BERLIN — Germany’s history as a member of the United Nations was complicated from the start. Its first step as a member began in 1973 with two German nations, the Federal Republic of Germany and the German Democratic Republic (which was the Communist state). Their induction as separate countries under two different names happened only after a series of treaties were signed and ratified in the early 1970s between the Federal Republic of Germany on the one side and Russia, Poland and the German Democratic Republic on the other. It also occurred only after the four allied powers, the United States, Russia, Britain and France, agreed on a power-sharing arrangement in Berlin, creating a political détente in Europe.
Once the treaties were ratified, the superpowers gave up their vetoes against the two German states’ attempts to join the UN as full but separate members. Yet political engagement by the Federal Republic of Germany at the UN began as early as the 1950s, when it joined all specialized agencies of the UN system and kept permanent observer missions in New York and Geneva. It also worked as an observer in numerous subsidiary organs of the world body.
Everything changed when reunification of the two countries occurred on Oct. 3, 1990, and the designation “Germany” came into being at the UN. Since then, Germany’s role has developed as an active player on geopolitical issues like peace-building, peacekeeping and disarmament as it worked as a nonpermanent member of the Security Council in many terms (1977-78, 1987-88, 1995-96, 2003-2004) as well as since 2011. In addition, it has sought permanent membership in the council.
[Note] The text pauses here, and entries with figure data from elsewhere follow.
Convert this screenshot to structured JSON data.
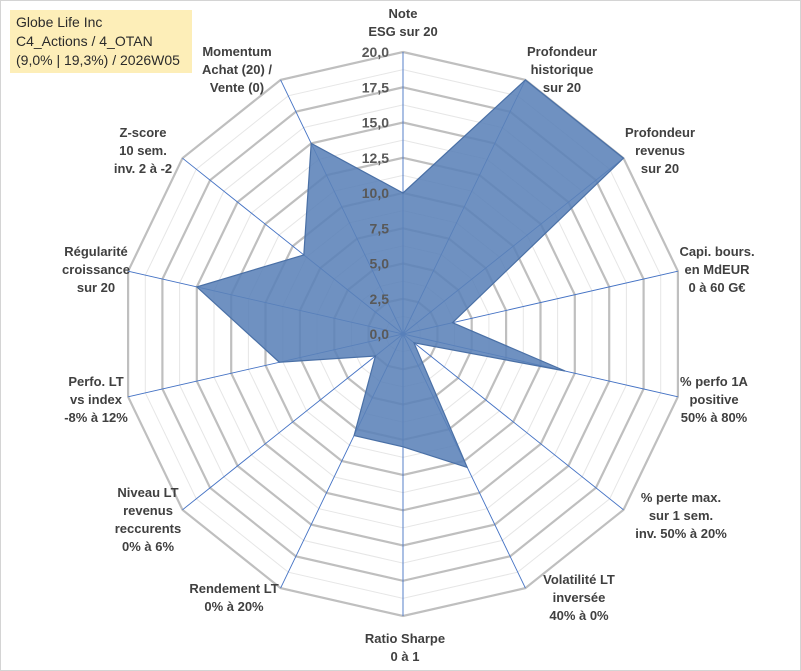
{
  "header": {
    "line1": "Globe Life Inc",
    "line2": "C4_Actions / 4_OTAN",
    "line3": "(9,0% | 19,3%) / 2026W05"
  },
  "colors": {
    "fill": "#5b82b8",
    "stroke": "#4a70a6",
    "grid_major": "#bfbfbf",
    "grid_minor": "#e6e6e6",
    "spoke": "#4472c4"
  },
  "chart_data": {
    "type": "radar",
    "rmin": 0,
    "rmax": 20,
    "ticks": [
      "0,0",
      "2,5",
      "5,0",
      "7,5",
      "10,0",
      "12,5",
      "15,0",
      "17,5",
      "20,0"
    ],
    "categories": [
      [
        "Note",
        "ESG sur 20"
      ],
      [
        "Profondeur",
        "historique",
        "sur 20"
      ],
      [
        "Profondeur",
        "revenus",
        "sur 20"
      ],
      [
        "Capi. bours.",
        "en MdEUR",
        "0 à 60 G€"
      ],
      [
        "% perfo 1A",
        "positive",
        "50% à 80%"
      ],
      [
        "% perte max.",
        "sur 1 sem.",
        "inv. 50% à 20%"
      ],
      [
        "Volatilité LT",
        "inversée",
        "40% à 0%"
      ],
      [
        "Ratio Sharpe",
        "0 à 1"
      ],
      [
        "Rendement LT",
        "0% à 20%"
      ],
      [
        "Niveau LT",
        "revenus",
        "reccurents",
        "0% à 6%"
      ],
      [
        "Perfo. LT",
        "vs index",
        "-8% à 12%"
      ],
      [
        "Régularité",
        "croissance",
        "sur 20"
      ],
      [
        "Z-score",
        "10 sem.",
        "inv. 2 à -2"
      ],
      [
        "Momentum",
        "Achat (20) /",
        "Vente (0)"
      ]
    ],
    "values": [
      10.0,
      20.0,
      20.0,
      3.6,
      11.8,
      1.0,
      10.5,
      8.0,
      8.0,
      2.5,
      9.0,
      15.0,
      9.0,
      15.0
    ]
  }
}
Academic scholars and cosmopolitan idealists developed a steadfast fascination with UN issues early on, and in 1952, they founded the German UN Association, known formally as Deutsche Gesellschaft für die Vereinten Nationen.
Attention by the general public in Germany toward the UN, however, remained modest until the mid-1990s, when interest increased as the country’s involvement in UN peacekeeping missions grew. (It is the fourth-largest financial contributor to peacekeeping operations, about 8 percent of the department’s total budget.) The German UN association engaged Germans in the work of the UN through public lectures and brochures, and it still does so rather successfully.
In 1962, the association’s efforts were strengthened by the founding of a journal called Vereinte Nationen (German Review on the United Nations). The journal proved to be an excellent source of information in documenting UN resolutions, covering the activities of UN bodies in reports and publishing speeches and essays of politicians as well as critical comments and research findings of UN scholars. The review has gained a reputation as one of the best UN-related journals in the academic world.
From its outlook, appearances and focus, the German UN association distinguishes itself considerably from UN associations in other countries. Unlike, for instance, UNA-USA, which educations youths through its Model UN program and advocates for UN-supportive legislation at the US Congress, the German UNA does not actively petition the government but organizes information campaigns on diverse UN activities, like environmental protection, peacekeeping and human rights protection. Moreover, it acts as a repository for UN research and a place for academic discussions. The members recently organized, for example, expert conferences on the revision of the statute for the International Criminal Court (Germany is a member of the court) and the current role of the UN on climate change.
Reflecting the association’s academic approach, frank comments on German UN policies in its lectures, conferences and journal are rare and cautious. The association’s careful stance might be influenced by the somewhat indifferent mind-set of the German public toward the UN.
Opinion poll data collected by Gallup from 2007 to 2010 found that just 54 percent of Germans approved of the UN’s work, and 25 percent disapproved of it – slightly better than the figures for the US (42 percent approval and 48 percent disapproval). German approval of the UN is markedly lower, however, than that of such longstanding European supporters as Norway (72 percent and 12 percent, respectively) and Denmark (69 percent and 14 percent, respectively).
This relative deficit in public interest in the UN by Germans might still be related to its late accession to the UN (1973) and its late involvement in UN peacekeeping – to a large extent not before the mid-1990s. Yet the political timidity of the German UNA does not detract from its achievements in spreading information on the world body among Germans and in helping to teach generations of scholars and diplomats about its goals, structures, failures and gains.
The value of its work lies in a reliable cooperation of UN-related scholars with UN diplomats and university teachers. It is not by chance that a renowned commentary of the UN Charter, namely the reference work, “The Charter of the United Nations: A Commentary,” edited in German and English editions by Bruno Simma, a German professor of international law who worked for the International Law Commission of the UN and was until recently a judge at the International Court of Justice, has been substantially supported by scientific contributions from members of the German UNA.